In City of Gold we ride in the cab alongside Jonathan Gold as he cruises LA avenues pointing out small community cafés, strip-mall hideaways and taco trucks. The film is a splash of colorful plates we drink in with our eyes, it’s an audio mix of eighteenth century opera (Gold was trained as a classical cellist) and punk rock, it’s a sidewalk that shimmers in evening light where he parks his truck and climbs out to peer into a food wagon. We see kitchens big and small, some with woks ablaze, others with tattooed chefs serving up lamb bites, and toward the end of the film, even a hot dog off a grill in South LA. We watch him eat, sometimes alone, sometimes in the company of food writers, editors and novelists. We see him from the inside, from the point of view of the cook who takes his order, we see him sit at his dinning room table and watch his fingers meander aimlessly over a computer’s keyboard with an empty screen, we see books piled up on each stair all the way to the second floor of his modest LA home. The film tells the behind-the-scenes story of the cultural food mosaic hidden under LA’s bright sun, of the kitchens where immigrants carry out the full power of their culinary creativity, of the back-story of Jonathan Gold’s food writing as he procrastinates (though he publishes 150,000 words a year) by reading a book or two before he starts. It’s a film whose main purpose is to shine a very bright light on the power of the word.

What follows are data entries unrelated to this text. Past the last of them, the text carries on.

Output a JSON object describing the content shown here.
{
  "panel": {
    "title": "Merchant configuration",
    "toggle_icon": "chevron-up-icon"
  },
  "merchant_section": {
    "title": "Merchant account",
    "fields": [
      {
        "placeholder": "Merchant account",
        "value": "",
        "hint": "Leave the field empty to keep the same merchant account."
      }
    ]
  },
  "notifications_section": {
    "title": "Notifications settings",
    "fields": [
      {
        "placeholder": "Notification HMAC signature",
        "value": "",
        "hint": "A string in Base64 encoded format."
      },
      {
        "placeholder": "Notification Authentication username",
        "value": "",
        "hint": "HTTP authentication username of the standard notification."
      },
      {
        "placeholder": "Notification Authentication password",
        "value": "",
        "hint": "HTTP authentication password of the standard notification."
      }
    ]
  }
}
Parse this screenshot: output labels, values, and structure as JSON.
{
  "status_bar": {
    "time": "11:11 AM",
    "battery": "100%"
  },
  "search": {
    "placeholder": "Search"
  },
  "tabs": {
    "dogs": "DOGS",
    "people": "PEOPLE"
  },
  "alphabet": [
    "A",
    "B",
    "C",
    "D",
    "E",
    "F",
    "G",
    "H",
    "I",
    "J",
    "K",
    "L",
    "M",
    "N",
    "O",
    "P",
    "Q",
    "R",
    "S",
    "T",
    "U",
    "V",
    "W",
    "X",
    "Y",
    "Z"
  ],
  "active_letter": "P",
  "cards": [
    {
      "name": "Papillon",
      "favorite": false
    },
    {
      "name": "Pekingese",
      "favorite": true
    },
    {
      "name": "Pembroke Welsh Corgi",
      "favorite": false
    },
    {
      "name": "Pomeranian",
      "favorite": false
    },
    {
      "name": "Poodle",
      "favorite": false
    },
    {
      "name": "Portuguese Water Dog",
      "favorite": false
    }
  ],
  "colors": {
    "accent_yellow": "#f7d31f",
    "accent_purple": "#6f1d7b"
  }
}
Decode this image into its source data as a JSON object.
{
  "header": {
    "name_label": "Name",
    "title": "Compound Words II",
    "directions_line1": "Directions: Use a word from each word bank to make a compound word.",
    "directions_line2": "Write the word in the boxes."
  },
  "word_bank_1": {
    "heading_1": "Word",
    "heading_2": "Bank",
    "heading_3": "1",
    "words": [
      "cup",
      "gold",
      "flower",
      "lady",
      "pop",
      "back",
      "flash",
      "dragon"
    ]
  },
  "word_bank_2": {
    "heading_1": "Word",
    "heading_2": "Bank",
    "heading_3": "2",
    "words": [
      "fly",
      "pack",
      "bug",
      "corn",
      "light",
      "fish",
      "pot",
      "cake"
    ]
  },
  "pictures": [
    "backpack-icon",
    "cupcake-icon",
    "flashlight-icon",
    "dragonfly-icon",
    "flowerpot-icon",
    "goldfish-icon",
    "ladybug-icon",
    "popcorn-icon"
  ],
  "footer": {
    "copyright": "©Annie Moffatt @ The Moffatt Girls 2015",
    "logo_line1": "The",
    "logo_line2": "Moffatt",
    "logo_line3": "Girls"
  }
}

His words translate the cultural meanings of food, they map LA neighborhoods and their histories, they describe the dance of diversity that allows readers (and now, viewers) to see LA in an entirely different light, even though this documentary also grounds itself at one point under the huge white Hollywood sign on the hillside. While it illuminates the brilliance that won Gold the first Pulitzer Prize for food writing in 2007, City of Gold captures the tastes of LA so vividly you can almost smell them. It’s a full sensory experience.
In a film as much about Gold as the LA Food scene, the narratives converge with great uplift at times. A review by Gold can rescue a small eatery from financial disaster, such as the Ethiopian restaurant Meals by Genet whose clientele fell off disastrously after 9/11. One review by Gold and it thrived. (But viewers are left to wonder about negative reviews.)
Gold’s environmentalists brother Mark, finally convinces him to help save endangered sharks. When he does, California passes legislation banning their sale. This is the text shown highlighted on the screen;
But as much as you may love conpoy, dried flotation bladders, crab eggs, braised fish cheeks and the other esoterica of Cantonese seafood cooking, it is hard to work up an appetite for the bitter taste of extinction.
In a year when Hollywood lost itself in glaring whiteness, City of Gold explodes with tastes and color and an unlikely hero who writes it all down.